Tom Walsh Consulting, LLC

Tom Walsh, CISSP, is co-editor of the new HIMSS book, Implementing Information Security in Healthcare: Building a Security Program. The book, which was edited by Walsh; Terrell W. Herzig, MSHI, CISSP; and Lisa A. Gallagher, BSEE, CISM, CPHIMS, offers a critical and comprehensive look at healthcare security concerns in an era of powerful computer technology, increased mobility, and complex regulations designed to protect personal information. Featuring perspectives from more than two dozen security experts, this book explores the tools and policies healthcare organizations need to build an effective and compliant security program.

Walsh has partnered with Brian Evans and Kerry McConnell to assist healthcare organizations throughout the country with building regulatory compliant information security programs. Walsh is a nationally recognized speaker and a co-author of three other books.

Before starting his own healthcare consulting business in 2003, Walsh’s experience included being the first information security manager for a large, multi-hospital healthcare system in Kansas City, Missouri. He has over 21 years of information security experience.

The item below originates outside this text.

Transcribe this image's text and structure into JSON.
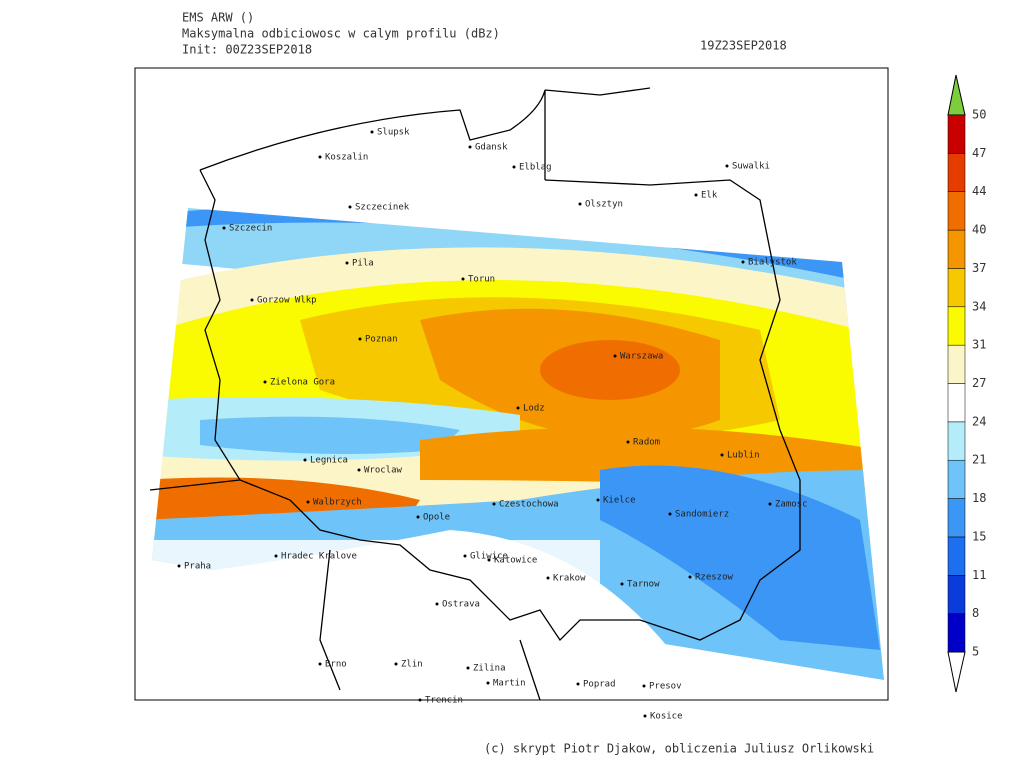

HIMSS:How did you become involved with HIMSS?

Walsh: I had begun working for the Saint Luke’s Health System in January 1998, and my boss decided that I should go to the HIMSS Annual Conference & Exhibit to become acclimated with health IT. I learned a lot that week, and it was a great way to launch my career in healthcare.

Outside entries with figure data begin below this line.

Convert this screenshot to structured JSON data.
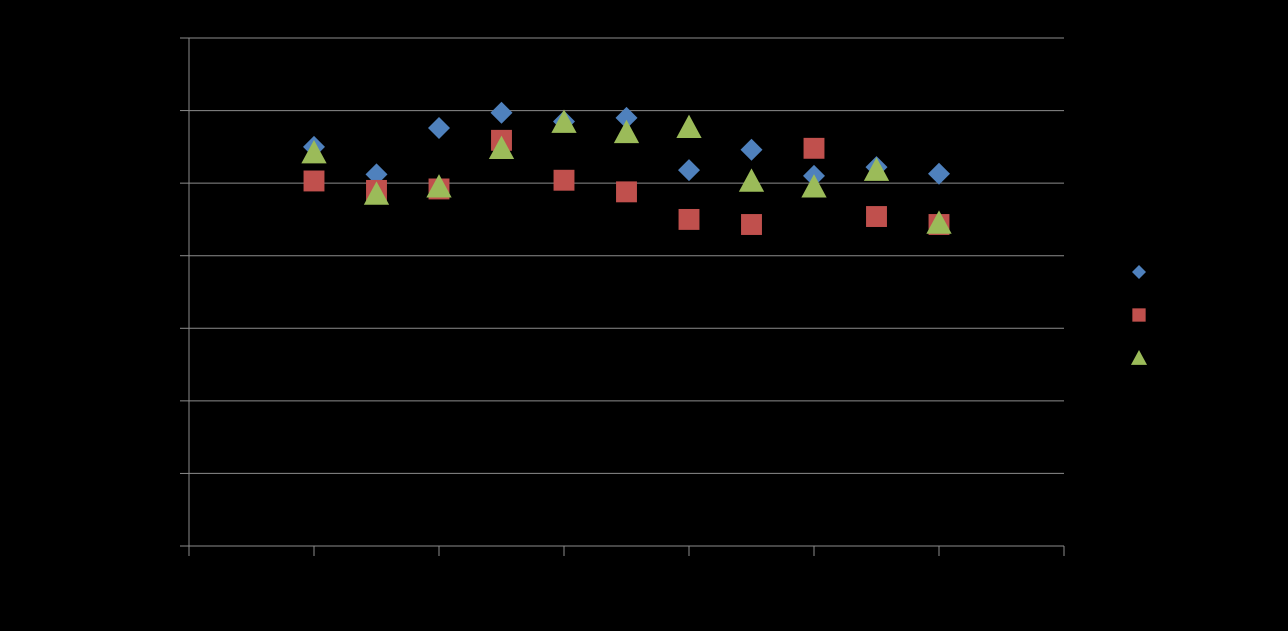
{
  "chart_data": {
    "type": "scatter",
    "title": "",
    "xlabel": "",
    "ylabel": "",
    "xlim": [
      0,
      14
    ],
    "ylim": [
      0,
      7
    ],
    "grid": true,
    "legend_position": "right",
    "colors": {
      "background": "#000000",
      "grid": "#8c8c8c",
      "axis": "#8c8c8c"
    },
    "series": [
      {
        "name": "",
        "marker": "diamond",
        "color": "#4f81bd",
        "points": [
          [
            2,
            5.5
          ],
          [
            3,
            5.12
          ],
          [
            4,
            5.76
          ],
          [
            5,
            5.97
          ],
          [
            6,
            5.85
          ],
          [
            7,
            5.9
          ],
          [
            8,
            5.18
          ],
          [
            9,
            5.46
          ],
          [
            10,
            5.1
          ],
          [
            11,
            5.22
          ],
          [
            12,
            5.13
          ]
        ]
      },
      {
        "name": "",
        "marker": "square",
        "color": "#c0504d",
        "points": [
          [
            2,
            5.03
          ],
          [
            3,
            4.9
          ],
          [
            4,
            4.92
          ],
          [
            5,
            5.59
          ],
          [
            6,
            5.04
          ],
          [
            7,
            4.88
          ],
          [
            8,
            4.5
          ],
          [
            9,
            4.43
          ],
          [
            10,
            5.48
          ],
          [
            11,
            4.54
          ],
          [
            12,
            4.43
          ]
        ]
      },
      {
        "name": "",
        "marker": "triangle",
        "color": "#9bbb59",
        "points": [
          [
            2,
            5.42
          ],
          [
            3,
            4.85
          ],
          [
            4,
            4.95
          ],
          [
            5,
            5.48
          ],
          [
            6,
            5.84
          ],
          [
            7,
            5.7
          ],
          [
            8,
            5.77
          ],
          [
            9,
            5.03
          ],
          [
            10,
            4.95
          ],
          [
            11,
            5.18
          ],
          [
            12,
            4.45
          ]
        ]
      }
    ]
  }
}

HIMSS: What has been the most rewarding aspect of your involvement with HIMSS?

Walsh: Meeting so many fantastic people over the years has been most rewarding. I am fortunate to have had many opportunities through HIMSS – with my local chapter and at a national level, to network with other professionals and learn from them.


HIMSS: Please describe the highlights of “Implementing Information Security in Healthcare:Building a Security Program.”

Walsh: This book offers a great deal of practical “how to” advice and samples. It’s one thing to tell others what they need to do, but it is far better to provide solid advice backed with examples. The book was a collaborative effort; all who participated willingly gave of their time and expertise to give something back to the industry. Finishing the book became a labor of love in honor of our colleague, Terrell Herzig.


HIMSS: Can you discuss Terrell Herzig’s legacy?

Walsh: It’s hard to believe that it has been a year since Terrell’s passing. He had a great deal of influence over the hundreds of people at University of Alabama at Birmingham (UAB), who knew him as their professor or information security officer.The book, Implementing Information Security in Healthcare: Building a Security Program,was dedicated to Terrell. There are many touching tributes to him.


HIMSS: Please describe some of the milestone events in your career.

Walsh: One milestone occurred in 1992, when  my boss at the time pushed me beyond my comfort zone by encouraging me to pursue information security and to do public speaking. An influential individual saw my first public presentation and invited me to speak at another conference. And with that, my public speaking career took off. One my greatest honors occurred when HIMSS asked me to be one of the “Views from the Top” speakers at the 2003 HIMSS Annual conference.

I have had the good fortune to co-author four books, and in 2003, I started my own consulting business.


HIMSS: What are the most notable changes you’ve seen in the field of health IT over the course of your career?

Walsh: When I started in healthcare, client-server technology was in its infancy and information security was barely discussed, even in IT. Now the topic of security has executive management’s attention. Today, mobile devices have revolutionized health IT, bringing with it both the benefits of access to patient data (anywhere, at any time on any device) and security risks.


HIMSS: What advice would you give professionals just entering the healthcare or IT field?

Walsh: “People, process, and technology – in that order.” I got this from the IT Infrastructure Library (ITIL). But it is the mantra I use when advising clients. Security and privacy are important, but the primary mission is the care of patients. IT needs to support the mission by making it easier for caregivers to do their job rather than constructing barriers. Just remember—if your loved one is in a hospital bed in critical condition, waiting for the lab results or the orders of a specialist – security and privacy become a lower priority.

Anyone who is new in healthcare IT needs to spend at least a half day just observing what goes on in the clinical care areas. It will change his or her perspective about their job in IT. It will give them the bigger picture. As the old saying goes, “Are you laying bricks, or building a cathedral?”